The process of marking a cloud of points is a fairly non-trivial procedure. Ordinary people work in Toloka, and explaining to them how 3D projections work, how to find machines in the cloud is a rather trivial task. We spent some amount of effort, it seemed to be more or less able to streamline the flow of this kind of data.
How to work with it? Clouds of points, neural networks are the best in detection, so you need to understand how a cloud of points with 3D coordinates around the car is fed to the input of the network.
It all looks like you need to somehow present it. We experimented with the approach when you need to make a projection, a top view of the points, and cut into cells. If there is at least one dot in the box, then it is busy. You can go further - to make slices vertically and, if there is at least one point in the cube vertically, write it in some characteristic. For example, recording the highest point in the cube works well. Slices are fed to the input of the neural network, it’s just an analogue of pictures, we have 14 channels to the input, we work about the same as with SSD. Another signal comes from the network, trained for detection. At the entrance of the network is a picture, this is all end-to-end training. At the exit, we predict 3D boxes, their classes and position. Here are the results of a month ago on KITTI dataset. Then multiple view 3D was a state of the art. Our algorithm was similar in quality from the point of view of precision, but it worked several times faster, and we could plug it into a real machine. Acceleration was achieved by simplifying the presentation basically. It is necessary again on the typewriter. Here is an example of work.
Here you have to be careful, this is a train, but it also works on the test, the green boxes are marked with cars.
Segmentation is another algorithm that can be used to understand what is located in the picture. Segmentation tells which class each pixel belongs to. Specifically, in this picture there is a road marking. The edges of the road are highlighted in green, and the cars are slightly different, purple.

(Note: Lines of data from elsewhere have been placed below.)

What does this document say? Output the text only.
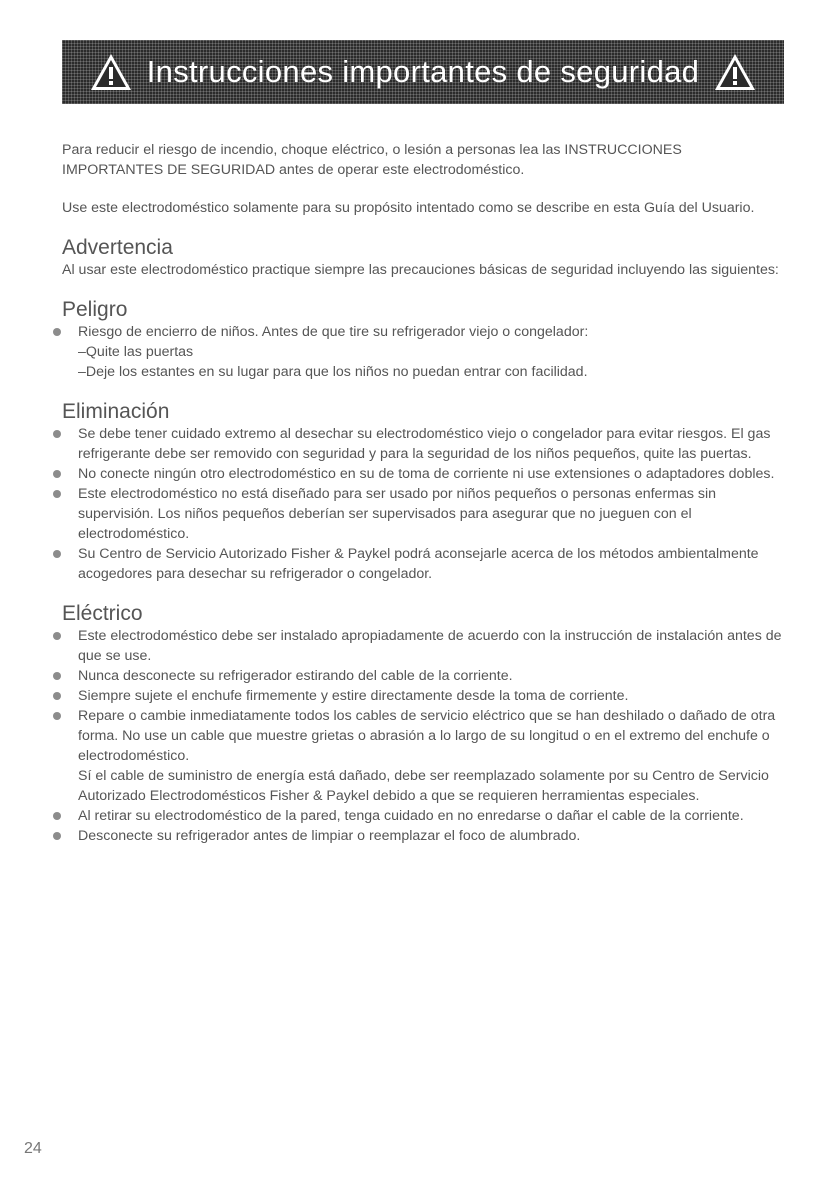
Instrucciones importantes de seguridad

Para reducir el riesgo de incendio, choque eléctrico, o lesión a personas lea las INSTRUCCIONES IMPORTANTES DE SEGURIDAD antes de operar este electrodoméstico.

Use este electrodoméstico solamente para su propósito intentado como se describe en esta Guía del Usuario.

Advertencia

Al usar este electrodoméstico practique siempre las precauciones básicas de seguridad incluyendo las siguientes:

Peligro
Riesgo de encierro de niños. Antes de que tire su refrigerador viejo o congelador:
–Quite las puertas
–Deje los estantes en su lugar para que los niños no puedan entrar con facilidad.
Eliminación
Se debe tener cuidado extremo al desechar su electrodoméstico viejo o congelador para evitar riesgos. El gas refrigerante debe ser removido con seguridad y para la seguridad de los niños pequeños, quite las puertas.
No conecte ningún otro electrodoméstico en su de toma de corriente ni use extensiones o adaptadores dobles.
Este electrodoméstico no está diseñado para ser usado por niños pequeños o personas enfermas sin supervisión. Los niños pequeños deberían ser supervisados para asegurar que no jueguen con el electrodoméstico.
Su Centro de Servicio Autorizado Fisher & Paykel podrá aconsejarle acerca de los métodos ambientalmente acogedores para desechar su refrigerador o congelador.
Eléctrico
Este electrodoméstico debe ser instalado apropiadamente de acuerdo con la instrucción de instalación antes de que se use.
Nunca desconecte su refrigerador estirando del cable de la corriente.
Siempre sujete el enchufe firmemente y estire directamente desde la toma de corriente.
Repare o cambie inmediatamente todos los cables de servicio eléctrico que se han deshilado o dañado de otra forma. No use un cable que muestre grietas o abrasión a lo largo de su longitud o en el extremo del enchufe o electrodoméstico.
Sí el cable de suministro de energía está dañado, debe ser reemplazado solamente por su Centro de Servicio Autorizado Electrodomésticos Fisher & Paykel debido a que se requieren herramientas especiales.
Al retirar su electrodoméstico de la pared, tenga cuidado en no enredarse o dañar el cable de la corriente.
Desconecte su refrigerador antes de limpiar o reemplazar el foco de alumbrado.
24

Who understands the disadvantages of segmentation in terms of how to do this in motion planning feed? Everything merges. If there are parked cars nearby, then we have one large purple spot of cars, we do not know how many there are. Therefore, there is another remarkable formulation of the problem - Instance segmentation, when you still need to cut different entities into pieces. And we also do this, comrade last week in the top 5 city scapes for instance segmentation came. I wanted to take first place until it works, but there is such a task too. We try to try as many different approaches, hypotheses as possible. Our task is not to write the best object detection in the world. This is necessary, but, first of all, there are new sensors, new approaches. The task is to try and implement them as soon as possible in real life circumstances. We are working on all that hinders us. Slowly we mark the data - we make a system that marks them with the active use of the Toloka service. The problem with the deployment of the car - we figure out how to accelerate it in a unified way.
It seems that the winner is not the one who now has a lot of experience, but the one who runs faster. And we are focused on this, we want to try everything as quickly as possible.
Here is a video that we recently showed, travel in winter conditions. This is an advertising video, but it is clearly seen here, about how unmanned vehicles drive in the current realities (since then another video has appeared - approx. Ed.). Thank.